Like a painter's palette, the dark and light, broad
and narrow, primary and secondary schemes of coloured stripes
were reconfigured throughout the day in endless permutation. The
participants started to play out the role of paintings in a constantly
reconfiguring exhibition, so that the mall - usually a space for
conspicuous consumption of mainstream culture - became, through
the simple flick of an artist's wrist, a singular point of production.
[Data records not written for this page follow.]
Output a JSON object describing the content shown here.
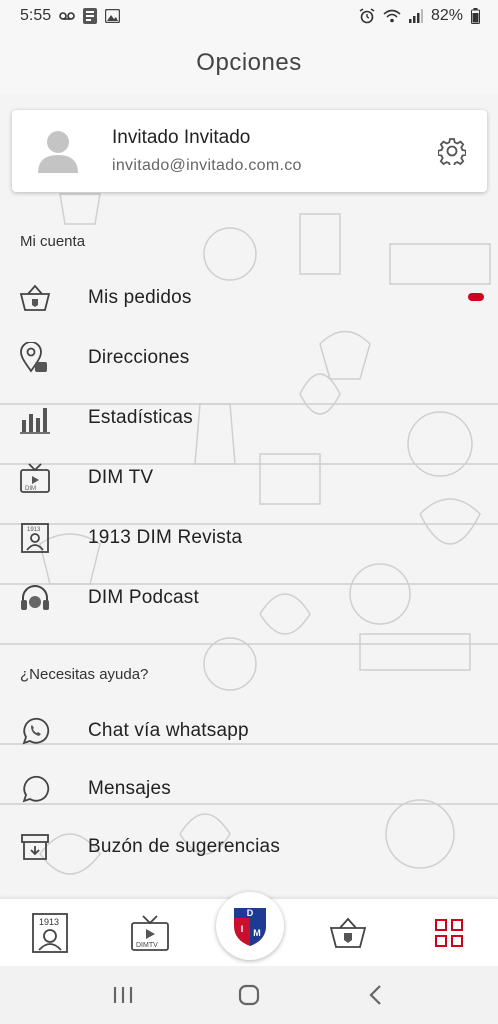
{
  "status_bar": {
    "time": "5:55",
    "battery": "82%"
  },
  "header": {
    "title": "Opciones"
  },
  "profile": {
    "name": "Invitado Invitado",
    "email": "invitado@invitado.com.co"
  },
  "account_section": {
    "title": "Mi cuenta",
    "items": [
      {
        "label": "Mis pedidos",
        "icon": "basket-icon"
      },
      {
        "label": "Direcciones",
        "icon": "location-icon"
      },
      {
        "label": "Estadísticas",
        "icon": "stats-icon"
      },
      {
        "label": "DIM TV",
        "icon": "tv-icon"
      },
      {
        "label": "1913 DIM Revista",
        "icon": "magazine-icon"
      },
      {
        "label": "DIM Podcast",
        "icon": "headphones-icon"
      }
    ]
  },
  "help_section": {
    "title": "¿Necesitas ayuda?",
    "items": [
      {
        "label": "Chat vía whatsapp",
        "icon": "whatsapp-icon"
      },
      {
        "label": "Mensajes",
        "icon": "chat-bubble-icon"
      },
      {
        "label": "Buzón de sugerencias",
        "icon": "inbox-icon"
      }
    ]
  },
  "bottom_nav": {
    "magazine_label": "1913",
    "tv_label": "DIMTV",
    "logo_text": "DIM"
  },
  "colors": {
    "accent": "#d0021b",
    "team_blue": "#1f3a93",
    "team_red": "#c8102e"
  }
}
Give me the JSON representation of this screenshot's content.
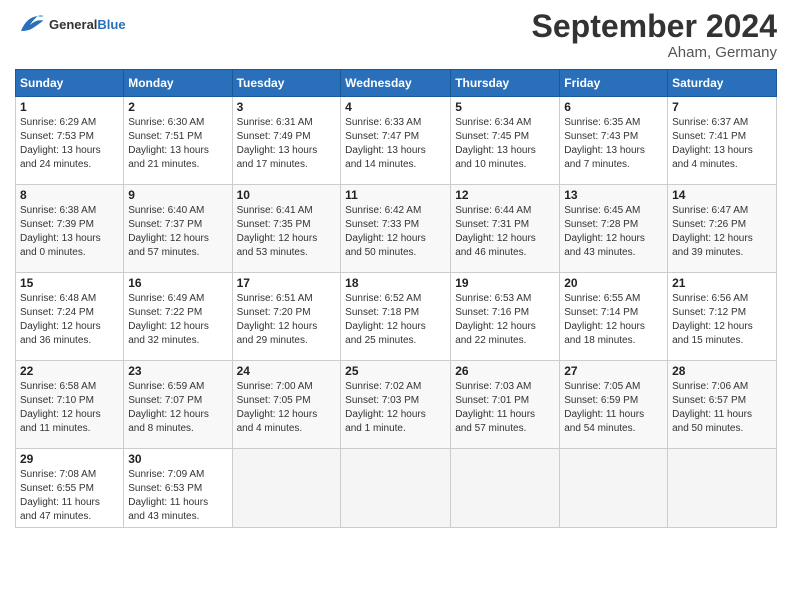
{
  "header": {
    "logo_general": "General",
    "logo_blue": "Blue",
    "month": "September 2024",
    "location": "Aham, Germany"
  },
  "days_of_week": [
    "Sunday",
    "Monday",
    "Tuesday",
    "Wednesday",
    "Thursday",
    "Friday",
    "Saturday"
  ],
  "weeks": [
    [
      {
        "day": "1",
        "info": "Sunrise: 6:29 AM\nSunset: 7:53 PM\nDaylight: 13 hours\nand 24 minutes."
      },
      {
        "day": "2",
        "info": "Sunrise: 6:30 AM\nSunset: 7:51 PM\nDaylight: 13 hours\nand 21 minutes."
      },
      {
        "day": "3",
        "info": "Sunrise: 6:31 AM\nSunset: 7:49 PM\nDaylight: 13 hours\nand 17 minutes."
      },
      {
        "day": "4",
        "info": "Sunrise: 6:33 AM\nSunset: 7:47 PM\nDaylight: 13 hours\nand 14 minutes."
      },
      {
        "day": "5",
        "info": "Sunrise: 6:34 AM\nSunset: 7:45 PM\nDaylight: 13 hours\nand 10 minutes."
      },
      {
        "day": "6",
        "info": "Sunrise: 6:35 AM\nSunset: 7:43 PM\nDaylight: 13 hours\nand 7 minutes."
      },
      {
        "day": "7",
        "info": "Sunrise: 6:37 AM\nSunset: 7:41 PM\nDaylight: 13 hours\nand 4 minutes."
      }
    ],
    [
      {
        "day": "8",
        "info": "Sunrise: 6:38 AM\nSunset: 7:39 PM\nDaylight: 13 hours\nand 0 minutes."
      },
      {
        "day": "9",
        "info": "Sunrise: 6:40 AM\nSunset: 7:37 PM\nDaylight: 12 hours\nand 57 minutes."
      },
      {
        "day": "10",
        "info": "Sunrise: 6:41 AM\nSunset: 7:35 PM\nDaylight: 12 hours\nand 53 minutes."
      },
      {
        "day": "11",
        "info": "Sunrise: 6:42 AM\nSunset: 7:33 PM\nDaylight: 12 hours\nand 50 minutes."
      },
      {
        "day": "12",
        "info": "Sunrise: 6:44 AM\nSunset: 7:31 PM\nDaylight: 12 hours\nand 46 minutes."
      },
      {
        "day": "13",
        "info": "Sunrise: 6:45 AM\nSunset: 7:28 PM\nDaylight: 12 hours\nand 43 minutes."
      },
      {
        "day": "14",
        "info": "Sunrise: 6:47 AM\nSunset: 7:26 PM\nDaylight: 12 hours\nand 39 minutes."
      }
    ],
    [
      {
        "day": "15",
        "info": "Sunrise: 6:48 AM\nSunset: 7:24 PM\nDaylight: 12 hours\nand 36 minutes."
      },
      {
        "day": "16",
        "info": "Sunrise: 6:49 AM\nSunset: 7:22 PM\nDaylight: 12 hours\nand 32 minutes."
      },
      {
        "day": "17",
        "info": "Sunrise: 6:51 AM\nSunset: 7:20 PM\nDaylight: 12 hours\nand 29 minutes."
      },
      {
        "day": "18",
        "info": "Sunrise: 6:52 AM\nSunset: 7:18 PM\nDaylight: 12 hours\nand 25 minutes."
      },
      {
        "day": "19",
        "info": "Sunrise: 6:53 AM\nSunset: 7:16 PM\nDaylight: 12 hours\nand 22 minutes."
      },
      {
        "day": "20",
        "info": "Sunrise: 6:55 AM\nSunset: 7:14 PM\nDaylight: 12 hours\nand 18 minutes."
      },
      {
        "day": "21",
        "info": "Sunrise: 6:56 AM\nSunset: 7:12 PM\nDaylight: 12 hours\nand 15 minutes."
      }
    ],
    [
      {
        "day": "22",
        "info": "Sunrise: 6:58 AM\nSunset: 7:10 PM\nDaylight: 12 hours\nand 11 minutes."
      },
      {
        "day": "23",
        "info": "Sunrise: 6:59 AM\nSunset: 7:07 PM\nDaylight: 12 hours\nand 8 minutes."
      },
      {
        "day": "24",
        "info": "Sunrise: 7:00 AM\nSunset: 7:05 PM\nDaylight: 12 hours\nand 4 minutes."
      },
      {
        "day": "25",
        "info": "Sunrise: 7:02 AM\nSunset: 7:03 PM\nDaylight: 12 hours\nand 1 minute."
      },
      {
        "day": "26",
        "info": "Sunrise: 7:03 AM\nSunset: 7:01 PM\nDaylight: 11 hours\nand 57 minutes."
      },
      {
        "day": "27",
        "info": "Sunrise: 7:05 AM\nSunset: 6:59 PM\nDaylight: 11 hours\nand 54 minutes."
      },
      {
        "day": "28",
        "info": "Sunrise: 7:06 AM\nSunset: 6:57 PM\nDaylight: 11 hours\nand 50 minutes."
      }
    ],
    [
      {
        "day": "29",
        "info": "Sunrise: 7:08 AM\nSunset: 6:55 PM\nDaylight: 11 hours\nand 47 minutes."
      },
      {
        "day": "30",
        "info": "Sunrise: 7:09 AM\nSunset: 6:53 PM\nDaylight: 11 hours\nand 43 minutes."
      },
      {
        "day": "",
        "info": ""
      },
      {
        "day": "",
        "info": ""
      },
      {
        "day": "",
        "info": ""
      },
      {
        "day": "",
        "info": ""
      },
      {
        "day": "",
        "info": ""
      }
    ]
  ]
}
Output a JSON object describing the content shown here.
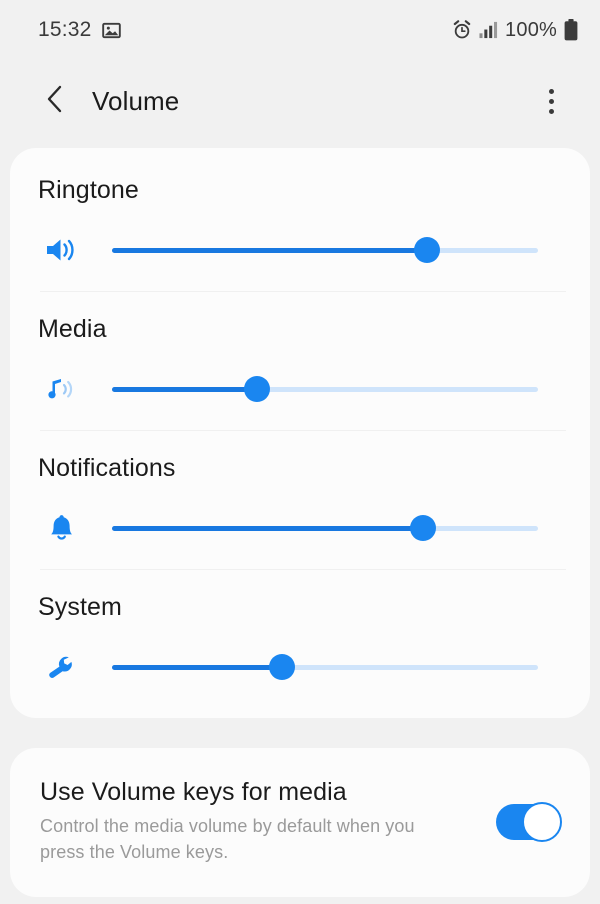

Although a profound intellectual epiphany is rarely, if ever,
experienced during the execution of socially engaged artwork,
unexpected social interactions do have a distinct effect. The
realisation that anyone can be part of an artwork simply by hanging
out in an old t-shirt is a breakthrough for many, as the misconception
persists that art is about the uniquely crafted object, singular
authorship and fixed meaning. The social and ultimately undirected
nature of Signes D'Abstraction reminds us that to represent humanity
artists might consider it as a living, near-autonomous medium
in and of itself.
Literary theorist Steven Connor points out in an
essay on the significance of spots, dots, blotches and patches:
'Much of the symbolism of stripes may rest on the fact that they
are relatively rare in nature. For this reason, stripes will usually
suggest some purposeful marking out or setting apart. Through
signifying some design, stripes suggest the hand of some artificer,
or even an act of self-designation.' And if you study the wearing
of stripes you can indeed perceive how taste, fashion, social
conditioning, media manipulation and all sorts of other factors
inform each person's choice. So in Signes D'Abstraction the visual
effect of becomes one based on difference rather than similarity:
the broad or narrow, vertical or horizontal, the binary or multivalent,
subtle or garish, the upper or lower parts of the body, the harmonious
or discordant combinations - these axes of differentiation are
vital. Perhaps what Dahlgren wishes us to acknowledge is that
there can be no standard, that all stripes are a variation on
a theme and all themes are valid; and yet all themes are equally
vulnerable to clashes with the themes of others. Indeed, we will
do well to remember that solidarity can be established through
mutual vulnerability, as well as power.